The US-based financial house Standard & Poor’s warned on September 15 that confidence in Chinese banks was already so low that a heightened debt crisis could lead to their collapse. Paul Coughlin, Managing Director of Standard & Poor’s Asia-Pacific Corporate & Government Ratings, said: “We learned from the Asian currency crisis in the 1990s that the combination of a weak banking system, floating exchange rates and free flows of capital can be a very dangerous combination.
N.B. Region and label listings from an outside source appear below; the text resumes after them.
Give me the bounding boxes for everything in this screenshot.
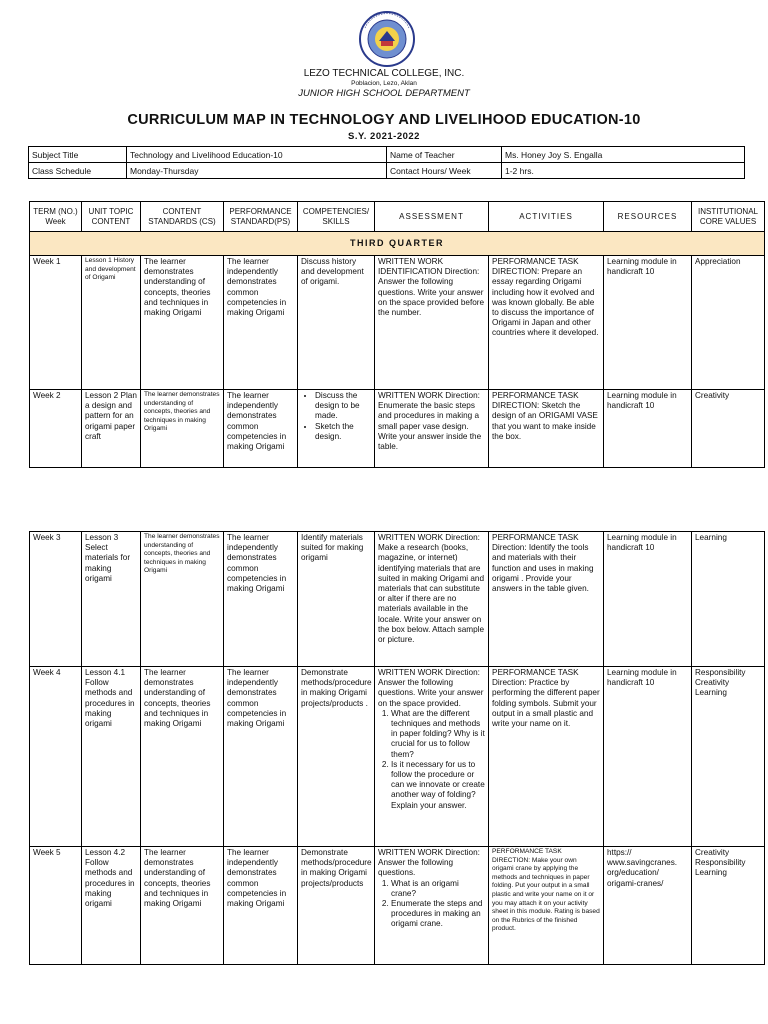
activities-cell: PERFORMANCE TASK DIRECTION: Sketch the design of an ORIGAMI VASE that you want to make inside the box. [489, 390, 604, 468]
week-cell: Week 2 [30, 390, 82, 468]
skills-list [301, 391, 371, 442]
core-values-cell: Learning [692, 532, 765, 667]
list-item: 1. What is an origami crane? [391, 879, 485, 899]
core-values-cell: Responsibility Creativity Learning [692, 667, 765, 847]
school-year: S.Y. 2021-2022 [348, 131, 420, 142]
column-header-row [30, 202, 765, 232]
list-item: 1. What are the different techniques and methods in paper folding? Why is it crucial for us to follow them? [391, 709, 485, 760]
unit-cell: Lesson 3 Select materials for making origami [82, 532, 141, 667]
assessment-intro: WRITTEN WORK Direction: Answer the following questions. [378, 848, 480, 878]
col-performance-standard: PERFORMANCE STANDARD(PS) [224, 202, 298, 232]
col-activities: ACTIVITIES [489, 202, 604, 232]
week-cell: Week 1 [30, 256, 82, 390]
list-item: 2. Is it necessary for us to follow the procedure or can we innovate or create another way of folding? Explain your answer. [391, 760, 485, 811]
performance-standard-cell: The learner independently demonstrates common competencies in making Origami [224, 256, 298, 390]
core-values-cell: Creativity Responsibility Learning [692, 847, 765, 965]
col-unit: UNIT TOPIC CONTENT [82, 202, 141, 232]
activities-cell: PERFORMANCE TASK DIRECTION: Prepare an essay regarding Origami including how it evolved and was known globally. Be able to discuss the importance of Origami in Japan and other countries where it developed. [489, 256, 604, 390]
quarter-label: THIRD QUARTER [30, 232, 765, 256]
core-values-cell: Appreciation [692, 256, 765, 390]
class-schedule-label: Class Schedule [29, 163, 127, 179]
core-values-cell: Creativity [692, 390, 765, 468]
quarter-row [30, 232, 765, 256]
week-cell: Week 3 [30, 532, 82, 667]
activities-cell: PERFORMANCE TASK Direction: Practice by performing the different paper folding symbols. Submit your output in a small plastic and write your name on it. [489, 667, 604, 847]
question-list [378, 879, 485, 930]
resources-cell: Learning module in handicraft 10 [604, 390, 692, 468]
assessment-cell [375, 667, 489, 847]
curriculum-table-part-2 [29, 531, 765, 965]
question-list [378, 709, 485, 811]
activities-cell: PERFORMANCE TASK DIRECTION: Make your own origami crane by applying the methods and techniques in paper folding. Put your output in a small plastic and write your name on it or you may attach it on your activity sheet in this module. Rating is based on the Rubrics of the finished product. [489, 847, 604, 965]
week-cell: Week 4 [30, 667, 82, 847]
college-seal-logo [357, 10, 417, 68]
performance-standard-cell: The learner independently demonstrates common competencies in making Origami [224, 390, 298, 468]
col-term: TERM (NO.) Week [30, 202, 82, 232]
content-standards-cell: The learner demonstrates understanding of concepts, theories and techniques in making Origami [141, 667, 224, 847]
assessment-intro: WRITTEN WORK Direction: Answer the following questions. Write your answer on the space provided. [378, 668, 484, 708]
curriculum-table-part-1 [29, 201, 765, 468]
assessment-cell: WRITTEN WORK IDENTIFICATION Direction: Answer the following questions. Write your answer on the space provided before the number. [375, 256, 489, 390]
table-row [30, 847, 765, 965]
assessment-cell: WRITTEN WORK Direction: Make a research (books, magazine, or internet) identifying materials that are suited in making Origami and materials that can substitute or alter if there are no materials available in the locale. Write your answer on the box below. Attach sample or picture. [375, 532, 489, 667]
competencies-cell: Identify materials suited for making origami [298, 532, 375, 667]
subject-title-value: Technology and Livelihood Education-10 [127, 147, 387, 163]
page-title: CURRICULUM MAP IN TECHNOLOGY AND LIVELIHOOD EDUCATION-10 [127, 112, 641, 128]
contact-hours-label: Contact Hours/ Week [387, 163, 502, 179]
table-row [30, 667, 765, 847]
competencies-cell: Discuss history and development of origami. [298, 256, 375, 390]
content-standards-cell: The learner demonstrates understanding of concepts, theories and techniques in making Origami [141, 532, 224, 667]
college-name: LEZO TECHNICAL COLLEGE, INC. [303, 68, 465, 79]
performance-standard-cell: The learner independently demonstrates common competencies in making Origami [224, 532, 298, 667]
assessment-cell: WRITTEN WORK Direction: Enumerate the basic steps and procedures in making a small paper vase design. Write your answer inside the table. [375, 390, 489, 468]
col-core-values: INSTITUTIONAL CORE VALUES [692, 202, 765, 232]
col-competencies: COMPETENCIES/ SKILLS [298, 202, 375, 232]
content-standards-cell: The learner demonstrates understanding of concepts, theories and techniques in making Origami [141, 847, 224, 965]
college-address: Poblacion, Lezo, Aklan [351, 80, 417, 87]
unit-cell: Lesson 4.2 Follow methods and procedures in making origami [82, 847, 141, 965]
contact-hours-value: 1-2 hrs. [502, 163, 745, 179]
teacher-value: Ms. Honey Joy S. Engalla [502, 147, 745, 163]
info-row [29, 163, 745, 179]
subject-title-label: Subject Title [29, 147, 127, 163]
assessment-cell [375, 847, 489, 965]
performance-standard-cell: The learner independently demonstrates common competencies in making Origami [224, 667, 298, 847]
subject-info-table [28, 146, 745, 179]
list-item: • Discuss the design to be made. [315, 391, 371, 422]
content-standards-cell: The learner demonstrates understanding of concepts, theories and techniques in making Origami [141, 256, 224, 390]
content-standards-cell: The learner demonstrates understanding of concepts, theories and techniques in making Origami [141, 390, 224, 468]
resources-cell: Learning module in handicraft 10 [604, 667, 692, 847]
resources-cell: Learning module in handicraft 10 [604, 256, 692, 390]
list-item: • Sketch the design. [315, 422, 371, 442]
competencies-cell: Demonstrate methods/procedure in making Origami projects/products [298, 847, 375, 965]
col-content-standards: CONTENT STANDARDS (CS) [141, 202, 224, 232]
competencies-cell [298, 390, 375, 468]
col-resources: RESOURCES [604, 202, 692, 232]
resources-cell: Learning module in handicraft 10 [604, 532, 692, 667]
col-assessment: ASSESSMENT [375, 202, 489, 232]
table-row [30, 256, 765, 390]
unit-cell: Lesson 2 Plan a design and pattern for an origami paper craft [82, 390, 141, 468]
resources-cell: https:// www.savingcranes. org/education/ origami-cranes/ [604, 847, 692, 965]
unit-cell: Lesson 4.1 Follow methods and procedures in making origami [82, 667, 141, 847]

China’s banking system is insolvent, with problem loans estimated by Standard & Poor’s at 45 percent of total loans, and its risk control systems are ill-prepared to deal a rapid liberalisation of the exchange rate and capital controls.”

The controversy over the Chinese currency is ultimately a manifestation of the broader instability within the world economy as an examination of the possible alternative outcomes indicates.

If the inflows of investment into China continue then the frenzy of speculation will worsen, expanding the size of the financial bubble in the stock and real estate markets, and creating the conditions for a financial crisis in the not-too-distant future.

On the other hand, if the yuan is floated this could create a series of problems for the debt-burdened Chinese banking system, leading to a sharp slowdown in economic growth and sharpening tensions between the Beijing regime and the Chinese working class.

And if the moves to impose steep tariffs against “Chinese imports” are successful such protectionist measures are certain to fuel international trade tensions in the wake of the collapse of the last month’s World Trade Organisation meeting in Cancun.

While it is impossible to forecast the exact course of events, one prediction can be made. The least likely scenario is one in which the enormous contradictions within world capitalism, of which the conflicts over the yuan are an expression, will be resolved in an orderly fashion.